1. What Triggers Hart-Scott-Rodino Notification
The Hart-Scott-Rodino Act requires parties to notify the Federal Trade Commission and Department of Justice before certain acquisitions close. The threshold, adjusted annually for inflation, currently stands at $111 million for most transactions. Size-of-transaction analysis can be deceptively complex; you must calculate not only the direct purchase price but also assumed debt, contingent consideration, and collateral arrangements. Courts and regulators have consistently held that underreporting or mischaracterizing deal value to avoid the filing requirement constitutes a serious violation.
Calculating Transaction Size
Transaction size includes the aggregate consideration paid by the acquiring party, measured in cash, securities, debt assumption, and contingent payments. Real estate holdings, intellectual property, and ongoing contracts all factor into the valuation. A buyer acquiring a manufacturing facility for $80 million plus assuming $35 million in debt crosses the threshold and must file. The Federal Trade Commission scrutinizes these calculations closely; underestimating deal value is treated as intentional evasion in enforcement proceedings.
Exempt Transactions and Safe Harbors
Not all acquisitions require Hart-Scott-Rodino notification. Acquisitions of goods or services in the ordinary course of business, purchases of real property alone (without going-concern assets), and certain foreign transactions fall outside the requirement. Debt securities and voting securities purchased solely for investment purposes may qualify for exemptions. However, these safe harbors are narrow and frequently disputed by the FTC when enforcement action begins.
2. The Filing Process and Waiting Period
Once you determine that Hart-Scott-Rodino filing is required, both the acquiring and acquired parties must submit notification to the FTC and DOJ using the prescribed form. The initial filing triggers a mandatory 30-day waiting period during which the agencies review the transaction for competitive concerns. The parties may not close the transaction until the waiting period expires or the agencies grant early termination. In practice, these cases are rarely as clean as the statute suggests; agencies often request additional information (a "Second Request"), extending review timelines significantly.
Second Requests and Extended Review
If the FTC or DOJ identifies competitive issues, they may issue a Second Request demanding detailed documents, testimony, and market analysis. This can extend the review period to six months or longer. Responding to a Second Request requires substantial internal resources and external counsel expertise. Many transactions collapse or require substantial restructuring to satisfy agency concerns raised during extended review.
New York Federal Court Procedures
If the government challenges a transaction in federal court, proceedings typically occur in the U.S. District Court for the Southern District of New York or the Eastern District of New York, depending on where the acquiring party is headquartered. SDNY judges apply a rigorous "clear and convincing evidence" standard when evaluating preliminary injunctions to block deals. The court examines market definition, barriers to entry, and competitive effects with particular scrutiny in healthcare, technology, and industrial consolidation cases. Speed matters; district courts often rule on preliminary injunctions within weeks, making early legal strategy essential.
3. Penalties for Non-Compliance
Failure to file Hart-Scott-Rodino notification before closing carries both civil and criminal consequences. The FTC can seek civil penalties up to $43,792 per day of violation. Criminal penalties include fines up to $16,000 per day and potential imprisonment for knowing violations. Closing a reportable transaction without filing, or filing false information, exposes officers and counsel to personal liability. Courts have upheld criminal convictions against executives who directed their counsel to misrepresent deal structure to avoid filing obligations.

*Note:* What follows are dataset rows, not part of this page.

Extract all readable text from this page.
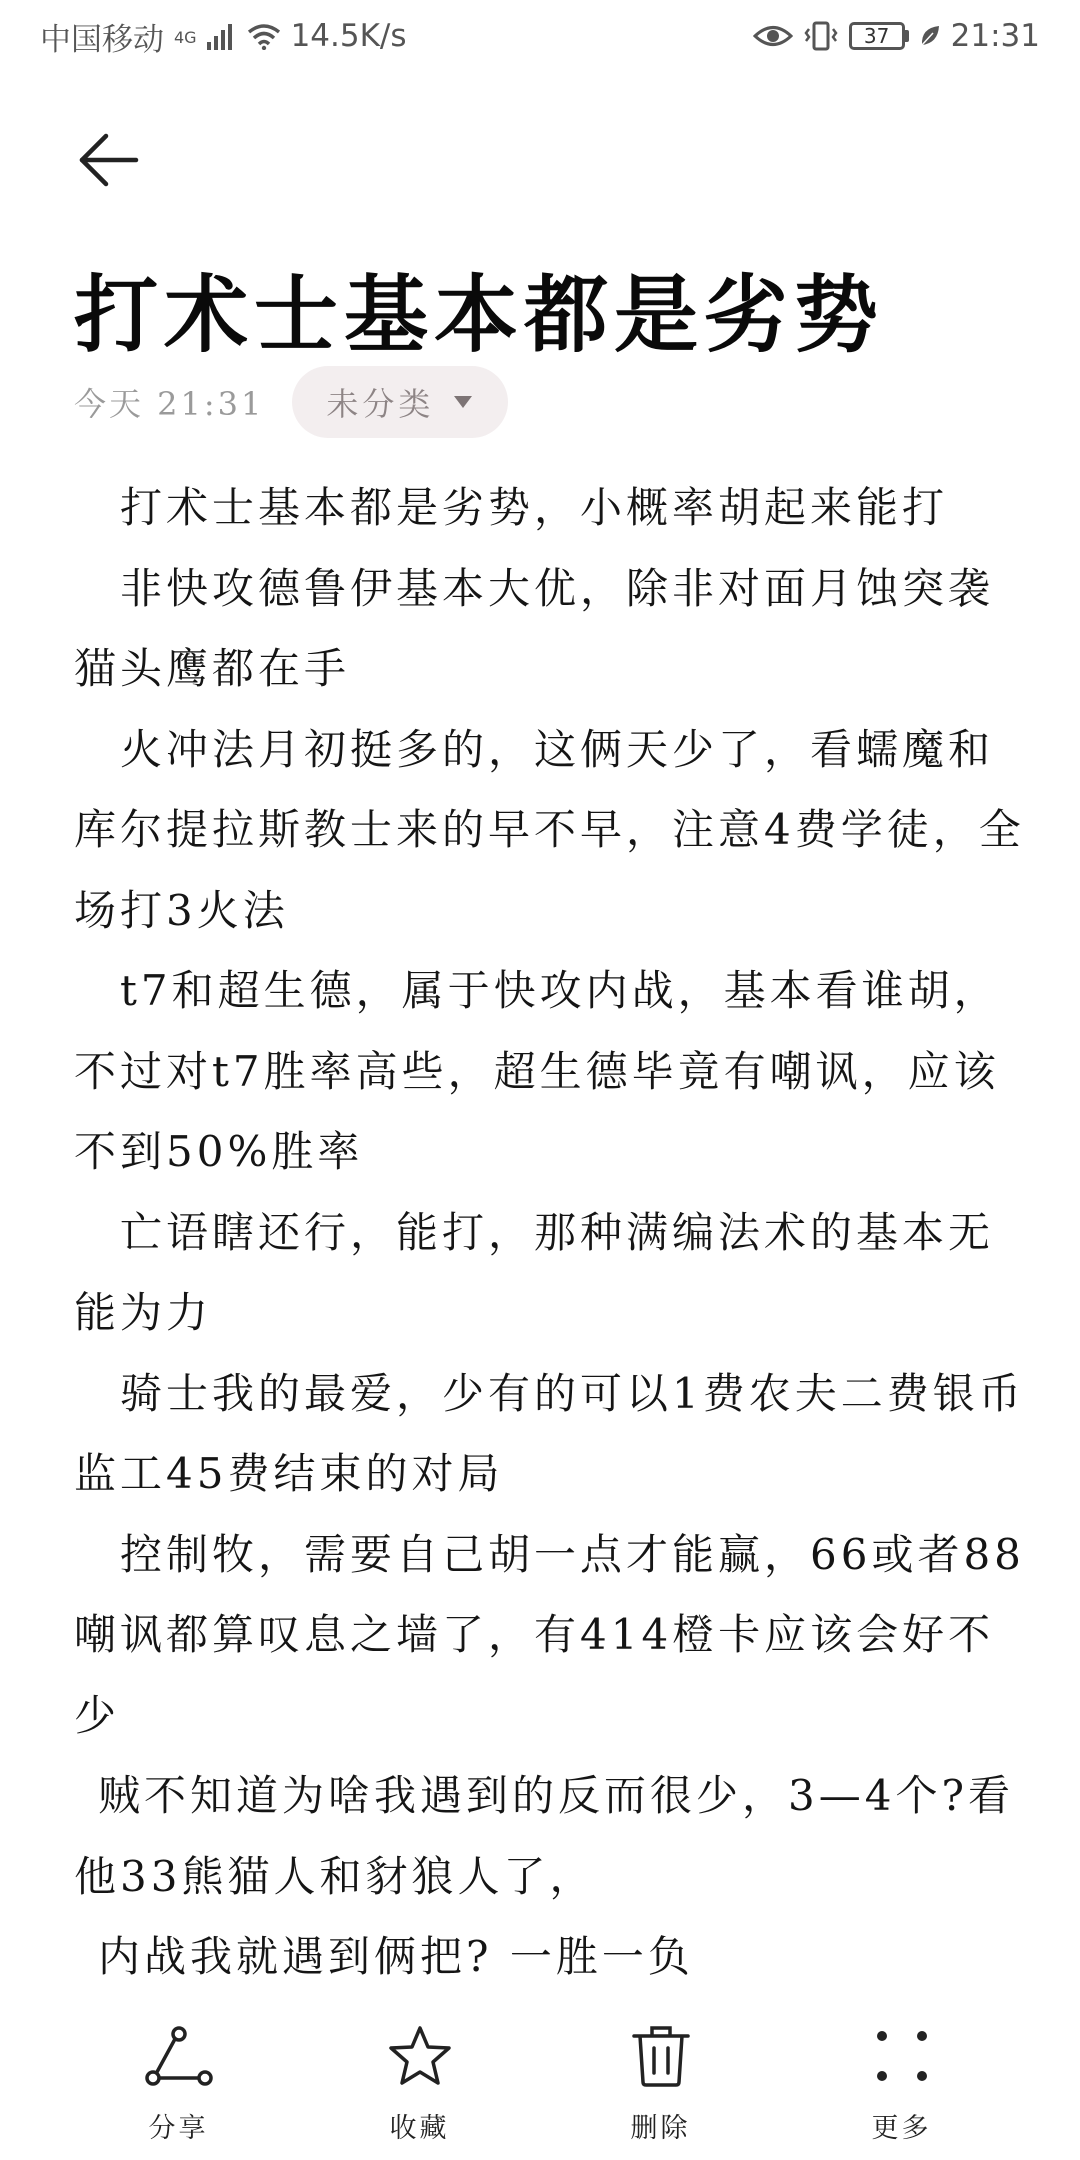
中国移动 4G	14.5K/s	37	21:31
打术士基本都是劣势
今天 21:31 未分类

打术士基本都是劣势，小概率胡起来能打

非快攻德鲁伊基本大优，除非对面月蚀突袭猫头鹰都在手

火冲法月初挺多的，这俩天少了，看蠕魔和库尔提拉斯教士来的早不早，注意4费学徒，全场打3火法

t7和超生德，属于快攻内战，基本看谁胡，不过对t7胜率高些，超生德毕竟有嘲讽，应该不到50%胜率

亡语瞎还行，能打，那种满编法术的基本无能为力

骑士我的最爱，少有的可以1费农夫二费银币监工45费结束的对局

控制牧，需要自己胡一点才能赢，66或者88嘲讽都算叹息之墙了，有414橙卡应该会好不少

贼不知道为啥我遇到的反而很少，3—4个?看他33熊猫人和豺狼人了，

内战我就遇到俩把? 一胜一负

分享	收藏	删除	更多
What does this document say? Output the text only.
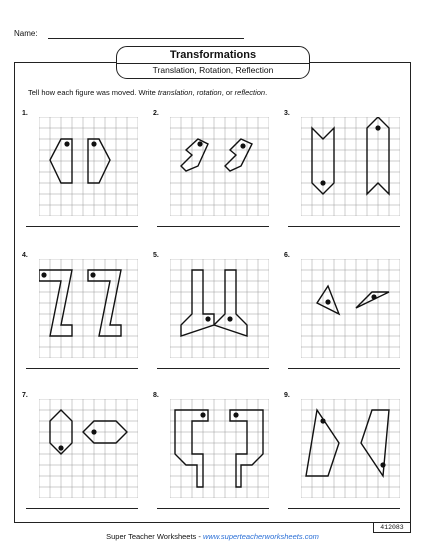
Name:
Transformations
Translation, Rotation, Reflection
Tell how each figure was moved. Write translation, rotation, or reflection.
1.	2.	3.
4.	5.	6.
7.	8.	9.
Super Teacher Worksheets - www.superteacherworksheets.com
412083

Remedies and Unwinding Transactions
When the government obtains an injunction blocking a transaction, the parties must unwind the deal or negotiate divestitures and behavioral remedies acceptable to the agencies. Unwinding costs, lost synergies, and reputational damage can exceed the original transaction value. Alternatively, parties may negotiate consent decrees imposing operational restrictions, mandatory licensing, or asset sales to remedy competitive concerns.

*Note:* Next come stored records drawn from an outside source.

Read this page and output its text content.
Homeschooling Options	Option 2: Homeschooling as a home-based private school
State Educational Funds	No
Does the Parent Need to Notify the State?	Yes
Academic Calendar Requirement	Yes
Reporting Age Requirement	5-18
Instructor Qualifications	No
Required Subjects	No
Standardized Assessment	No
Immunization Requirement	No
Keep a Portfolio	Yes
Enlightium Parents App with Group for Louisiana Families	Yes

4. Strategic Considerations before Filing
As counsel, I often advise clients to model Hart-Scott-Rodino risk early in transaction planning. Structuring deals to fall below the threshold, acquiring only non-reportable assets, or staggering acquisitions can reduce filing risk, though these strategies must pass independent business justification scrutiny. Consider whether construction filing or other regulatory approvals intersect with your transaction timeline. Conversely, obtaining online complaint filing documentation and pre-filing outreach to the FTC can accelerate agency review in some contexts.
| Threshold Amount (2024) | $111 million |
| Initial Waiting Period | 30 days |
| Criminal Penalty Per Day | Up to $16,000 |
| Civil Penalty Per Day | Up to $43,792 |
Transactions that trigger Hart-Scott-Rodino notification demand careful legal analysis and disciplined compliance from transaction inception. The threshold calculation, exemption analysis, and filing procedures are not merely administrative checkboxes; they directly affect deal timing, cost, and enforceability. Evaluate whether your acquisition structure, timeline, and market characteristics create heightened FTC scrutiny. Engage experienced antitrust counsel before signing a definitive agreement if the transaction approaches or exceeds the notification threshold.